Start by assessing your strategic business goals, and then develop personalized employee development goals that center around these strategies.
During step three outline how success and failure will be measured, and how performance will be assessed.
Create a plan of action for your business and your employees, and outline steps that show how these actions will be undertaken.
Step Four: Implement Training
Training is an imperative part of creating employee development plans. Once you’ve assessed your needs, the needs of employees and any gaps that may exist it’s time to create targeted training and development addressing each of these areas.
e-Learning is a valuable tool for implementing individualized employee development paths because it’s an inexpensive and effective way to personalize the training process, particularly when compared with in-person and classroom training, which often takes a one-size-fits-all approach to the process.
Step Five: Assess Changes in Performance
Before you can assess changes in employee performance you should assess how well they comprehend and retain training information. Include quizzes and other methods of assessment within e-Learning training modules, and then develop standards for measuring actual performance based on that training.
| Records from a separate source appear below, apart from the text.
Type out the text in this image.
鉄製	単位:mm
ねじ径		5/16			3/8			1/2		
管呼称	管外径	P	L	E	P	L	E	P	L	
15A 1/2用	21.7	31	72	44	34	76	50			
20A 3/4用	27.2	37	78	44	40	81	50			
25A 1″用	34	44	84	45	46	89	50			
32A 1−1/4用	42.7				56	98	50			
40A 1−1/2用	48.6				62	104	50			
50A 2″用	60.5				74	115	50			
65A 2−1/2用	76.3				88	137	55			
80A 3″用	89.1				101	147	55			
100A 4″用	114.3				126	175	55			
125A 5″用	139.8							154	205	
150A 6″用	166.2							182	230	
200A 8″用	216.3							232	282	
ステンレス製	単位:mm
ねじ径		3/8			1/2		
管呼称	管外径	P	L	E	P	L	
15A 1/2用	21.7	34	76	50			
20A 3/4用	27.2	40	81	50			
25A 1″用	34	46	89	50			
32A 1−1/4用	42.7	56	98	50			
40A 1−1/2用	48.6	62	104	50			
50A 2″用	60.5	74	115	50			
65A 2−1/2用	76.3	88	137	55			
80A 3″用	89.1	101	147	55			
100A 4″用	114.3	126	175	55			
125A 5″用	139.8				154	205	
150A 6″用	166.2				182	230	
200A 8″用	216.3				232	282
Provide feedback at two levels: first at the training level and then at the on-the-job performance level. Without providing feedback employees aren’t going to have the tools they need to alter or maintain their performance level.
Step Six: Reassess
Now, once the first five steps of creating an employee development plan are implemented it’s the time to be reassessing.
Look at how changes in training and development have impacted your business performance as well as individual employee performance and make adjustments where needed.
It’s worth noting that employee development and training are an on-going process and should be treated as something that’s continually occurring within your workplace. These six steps don’t happen once—they happen again and again as your business grows and becomes more streamlined and competitive.